他已经24了。

十八岁之前,他因为没有术式,被欺凌,羞辱,不被当人看,自己自强自立,靠拳头在窒息一般黑暗的禅院家打出一条生路,而后自己给自己选定了方向,斩断了过去,向未来无限逃亡。

十八岁后,遇到葵,短暂的幸福,然后结婚,生子,却在20岁,不得不因为自己的血脉和疏忽,面对妻子重病的迷茫与痛苦。

二十岁,为了让葵活下来,将葵封入狱门疆。之后的多年,他独自一人生活,像是挂着胡萝卜的马,无望而绝望的奔跑。

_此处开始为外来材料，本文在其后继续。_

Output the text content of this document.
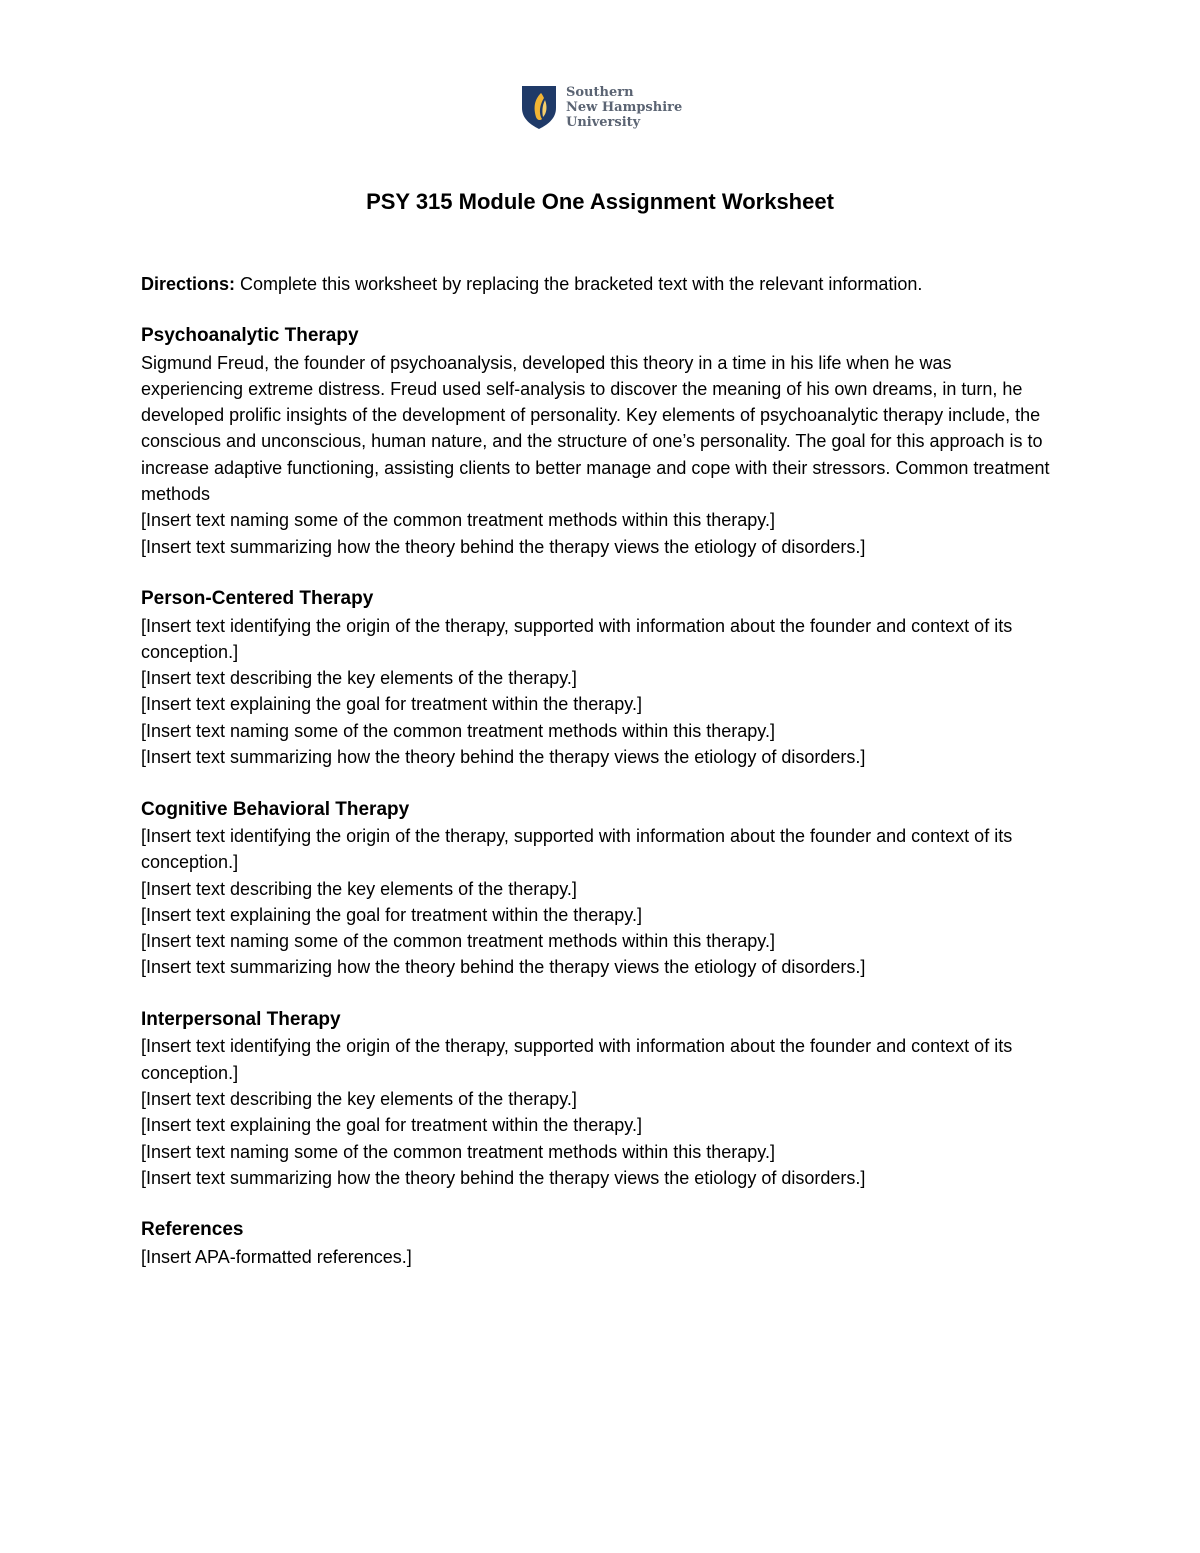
Southern
New Hampshire
University
PSY 315 Module One Assignment Worksheet

Directions: Complete this worksheet by replacing the bracketed text with the relevant information.

Psychoanalytic Therapy

Sigmund Freud, the founder of psychoanalysis, developed this theory in a time in his life when he was experiencing extreme distress. Freud used self-analysis to discover the meaning of his own dreams, in turn, he developed prolific insights of the development of personality. Key elements of psychoanalytic therapy include, the conscious and unconscious, human nature, and the structure of one’s personality. The goal for this approach is to increase adaptive functioning, assisting clients to better manage and cope with their stressors. Common treatment methods

[Insert text naming some of the common treatment methods within this therapy.]
[Insert text summarizing how the theory behind the therapy views the etiology of disorders.]
Person-Centered Therapy
[Insert text identifying the origin of the therapy, supported with information about the founder and context of its conception.]
[Insert text describing the key elements of the therapy.]
[Insert text explaining the goal for treatment within the therapy.]
[Insert text naming some of the common treatment methods within this therapy.]
[Insert text summarizing how the theory behind the therapy views the etiology of disorders.]
Cognitive Behavioral Therapy
[Insert text identifying the origin of the therapy, supported with information about the founder and context of its conception.]
[Insert text describing the key elements of the therapy.]
[Insert text explaining the goal for treatment within the therapy.]
[Insert text naming some of the common treatment methods within this therapy.]
[Insert text summarizing how the theory behind the therapy views the etiology of disorders.]
Interpersonal Therapy
[Insert text identifying the origin of the therapy, supported with information about the founder and context of its conception.]
[Insert text describing the key elements of the therapy.]
[Insert text explaining the goal for treatment within the therapy.]
[Insert text naming some of the common treatment methods within this therapy.]
[Insert text summarizing how the theory behind the therapy views the etiology of disorders.]
References
[Insert APA-formatted references.]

他人生中的每一个关节,都仿佛在宣告没有术式的他,连人也不配成为。他未来的一切恶果,是从出生起就注定的命运。

现在他被告知,他的天与咒缚之下,是禅院家期待百年的十种影法术。

荒谬。

只有荒谬。

荒谬到他一时愣在那里,许久后,吐出一声嘲讽的笑。

“我不要。”

他说:

“我不需要。”

或许所有天与咒缚都在同时接到了消息,或许有人选择取消,有人没有。

和伏黑甚尔无关。

他是0咒力的天与咒缚,事到如今再让他成为咒术师,他觉得恶心。

之后,那道似乎来自世界的声音沉默了一段时间,而后传来一道短讯:

「个体伏黑葵的必死命运已改变」

之后就再没了声音。

……

伏黑甚尔扯动嘴角上的伤疤,转过头,看向五条悟。